AAAR 36th Annual Conference October 16 - October 20, 2017 Raleigh Convention Center Raleigh, North Carolina, USA
Abstract View
Aerosol Formation from Hydroxyl Radical Oxidation of Agricultural Amines and Reduced Sulfur Compounds
PAUL VAN ROOY, Kathleen Purvis-Roberts, Philip Silva, David R. Cocker III, University of California, Riverside
Abstract Number: 357 Working Group: Aerosol Chemistry
Abstract Reduced sulfur compounds, from animal waste products, and amines, from cattle exhalation and rumination, are often co-emitted on agricultural land. Reduced sulfur compounds are thought to be important to new particle formation over the oceans. Amines are thought to play an important role in new particle formation around agricultural land.
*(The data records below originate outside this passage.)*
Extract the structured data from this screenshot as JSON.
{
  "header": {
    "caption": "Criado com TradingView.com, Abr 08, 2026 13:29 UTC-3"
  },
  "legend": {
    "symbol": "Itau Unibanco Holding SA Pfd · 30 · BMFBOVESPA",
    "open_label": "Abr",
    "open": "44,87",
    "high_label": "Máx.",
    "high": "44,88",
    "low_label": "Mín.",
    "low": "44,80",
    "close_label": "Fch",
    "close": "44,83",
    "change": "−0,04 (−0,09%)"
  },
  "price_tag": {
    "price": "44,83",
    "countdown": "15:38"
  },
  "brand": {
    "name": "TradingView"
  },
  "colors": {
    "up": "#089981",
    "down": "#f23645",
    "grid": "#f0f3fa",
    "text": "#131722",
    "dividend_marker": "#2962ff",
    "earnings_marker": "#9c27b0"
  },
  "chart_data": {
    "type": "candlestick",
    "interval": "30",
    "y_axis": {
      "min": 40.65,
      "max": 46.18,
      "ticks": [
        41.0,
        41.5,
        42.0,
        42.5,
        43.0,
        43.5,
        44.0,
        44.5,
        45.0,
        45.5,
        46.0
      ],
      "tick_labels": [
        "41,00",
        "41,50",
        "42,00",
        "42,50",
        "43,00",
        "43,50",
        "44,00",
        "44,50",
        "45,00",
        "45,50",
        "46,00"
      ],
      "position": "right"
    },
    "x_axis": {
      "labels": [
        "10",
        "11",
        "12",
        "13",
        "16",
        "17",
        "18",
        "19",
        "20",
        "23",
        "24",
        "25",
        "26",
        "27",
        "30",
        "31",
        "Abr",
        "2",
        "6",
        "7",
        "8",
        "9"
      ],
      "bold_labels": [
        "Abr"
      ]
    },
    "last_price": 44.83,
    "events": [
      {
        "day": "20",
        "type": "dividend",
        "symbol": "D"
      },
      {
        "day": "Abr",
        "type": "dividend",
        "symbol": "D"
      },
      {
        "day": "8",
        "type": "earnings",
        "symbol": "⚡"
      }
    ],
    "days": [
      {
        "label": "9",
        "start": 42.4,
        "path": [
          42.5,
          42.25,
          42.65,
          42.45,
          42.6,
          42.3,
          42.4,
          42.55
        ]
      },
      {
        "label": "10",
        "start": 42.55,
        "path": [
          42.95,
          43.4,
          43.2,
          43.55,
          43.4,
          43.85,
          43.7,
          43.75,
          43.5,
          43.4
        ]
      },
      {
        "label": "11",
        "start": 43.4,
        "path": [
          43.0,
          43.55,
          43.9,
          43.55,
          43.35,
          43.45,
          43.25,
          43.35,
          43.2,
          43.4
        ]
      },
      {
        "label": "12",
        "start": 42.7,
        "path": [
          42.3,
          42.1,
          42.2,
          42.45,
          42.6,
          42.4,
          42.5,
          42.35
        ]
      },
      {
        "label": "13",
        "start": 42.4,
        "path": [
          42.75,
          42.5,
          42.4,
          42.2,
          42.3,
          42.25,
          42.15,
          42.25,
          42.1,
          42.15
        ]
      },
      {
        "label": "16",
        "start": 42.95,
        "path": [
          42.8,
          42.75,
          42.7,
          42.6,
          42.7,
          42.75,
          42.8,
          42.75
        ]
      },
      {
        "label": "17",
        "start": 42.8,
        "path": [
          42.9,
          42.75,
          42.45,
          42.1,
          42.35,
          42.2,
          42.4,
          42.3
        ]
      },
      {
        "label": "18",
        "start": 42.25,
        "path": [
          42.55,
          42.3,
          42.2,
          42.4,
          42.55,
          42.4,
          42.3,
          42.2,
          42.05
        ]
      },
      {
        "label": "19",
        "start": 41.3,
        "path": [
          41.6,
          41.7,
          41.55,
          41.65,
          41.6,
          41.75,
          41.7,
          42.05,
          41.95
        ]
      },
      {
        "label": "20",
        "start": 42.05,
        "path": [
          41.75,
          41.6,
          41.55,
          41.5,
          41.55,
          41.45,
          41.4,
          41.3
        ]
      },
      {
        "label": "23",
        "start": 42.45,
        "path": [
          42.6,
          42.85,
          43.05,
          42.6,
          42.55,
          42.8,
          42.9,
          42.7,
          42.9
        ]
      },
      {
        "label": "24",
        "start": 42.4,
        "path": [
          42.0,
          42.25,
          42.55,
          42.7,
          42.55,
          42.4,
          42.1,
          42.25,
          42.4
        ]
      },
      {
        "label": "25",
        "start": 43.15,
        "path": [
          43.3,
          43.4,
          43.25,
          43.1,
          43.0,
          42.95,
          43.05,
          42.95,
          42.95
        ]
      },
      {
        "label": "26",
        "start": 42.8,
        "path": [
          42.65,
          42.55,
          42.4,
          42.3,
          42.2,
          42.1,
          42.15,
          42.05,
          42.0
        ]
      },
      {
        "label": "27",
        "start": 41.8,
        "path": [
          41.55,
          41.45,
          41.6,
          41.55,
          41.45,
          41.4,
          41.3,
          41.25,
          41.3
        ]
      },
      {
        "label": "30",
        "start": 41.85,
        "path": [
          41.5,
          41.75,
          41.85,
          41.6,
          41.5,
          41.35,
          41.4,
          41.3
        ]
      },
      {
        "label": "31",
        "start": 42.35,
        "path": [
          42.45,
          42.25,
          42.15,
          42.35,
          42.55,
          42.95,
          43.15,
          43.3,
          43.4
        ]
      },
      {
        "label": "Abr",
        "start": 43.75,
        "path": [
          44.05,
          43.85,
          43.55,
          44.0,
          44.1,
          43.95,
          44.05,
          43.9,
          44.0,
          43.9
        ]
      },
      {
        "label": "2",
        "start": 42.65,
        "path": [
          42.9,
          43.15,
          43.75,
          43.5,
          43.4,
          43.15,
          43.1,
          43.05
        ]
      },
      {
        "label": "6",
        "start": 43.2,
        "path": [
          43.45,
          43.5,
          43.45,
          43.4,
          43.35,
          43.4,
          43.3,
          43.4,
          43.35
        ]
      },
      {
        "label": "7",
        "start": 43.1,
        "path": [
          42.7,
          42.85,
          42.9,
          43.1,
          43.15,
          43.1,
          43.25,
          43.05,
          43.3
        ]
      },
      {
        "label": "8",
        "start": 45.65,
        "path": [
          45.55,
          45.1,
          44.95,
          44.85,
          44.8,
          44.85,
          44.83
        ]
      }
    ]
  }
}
While both of these compound families have been recognized individually, there have been no studies focused on how these agricultural emissions interact to form particles. To begin filling this information gap, experiments were conducted using a 37.5 m3 Teflon chamber housed within the Atmospheric Processes Laboratory at UC Riverside. 100 ppb of a reduced sulfur compound (dimethylsulfide, dimethyldisulfide, methanethiol, or hydrogen sulfide) was injected into the chamber, followed by 100 ppb of an amine (trimethylamine, diethylamine, butylamine, putrescine, ethylenediamine, cadaverine, or ammonia), and finally 1 ppm of hydroxyl radical to push photooxidation. A suite of real time gas-phase and particle-phase instruments measured chemical composition and physical properties of the aerosol. The aerosol yields were substantial and varied depending on the combination of precursors injected. For example, when trimethylamine was injected with dimethylsulfide over 250 μg/m3 of aerosol formed, while trimethylamine with dimethyldisulfide formed around 150 μg/m3. Over 900 μg/m3 of aerosol formed when injecting putrescine with dimethyldisulfide. The presence of humidity had a profound impact on aerosol yield. In some experiments, (trimethylamine with dimethyldisulfide) humidity increased aerosol yield, while in others (ethylenediamine with dimethyldisulfide) aerosol formation was suppressed. Data acquired from the HR-TOF-AMS showed that the composition of the aerosol varied depending on the amine and reduced sulfur tested. Oxidation of dimethyldisulfide with an amine tended to form a larger fraction of sulfate aerosol (30-40%), while oxidation of other reduced sulfur compounds with an amine formed on average only 1-10% sulfate aerosol. Aerosol mass spectra of the individual precursor experiments were compared to that of the interaction experiments. There are several mass-to-charge peaks present in the interaction experiments that are not present in the individual precursor experiments. This novel investigation provides much needed insight into agricultural aerosol formation.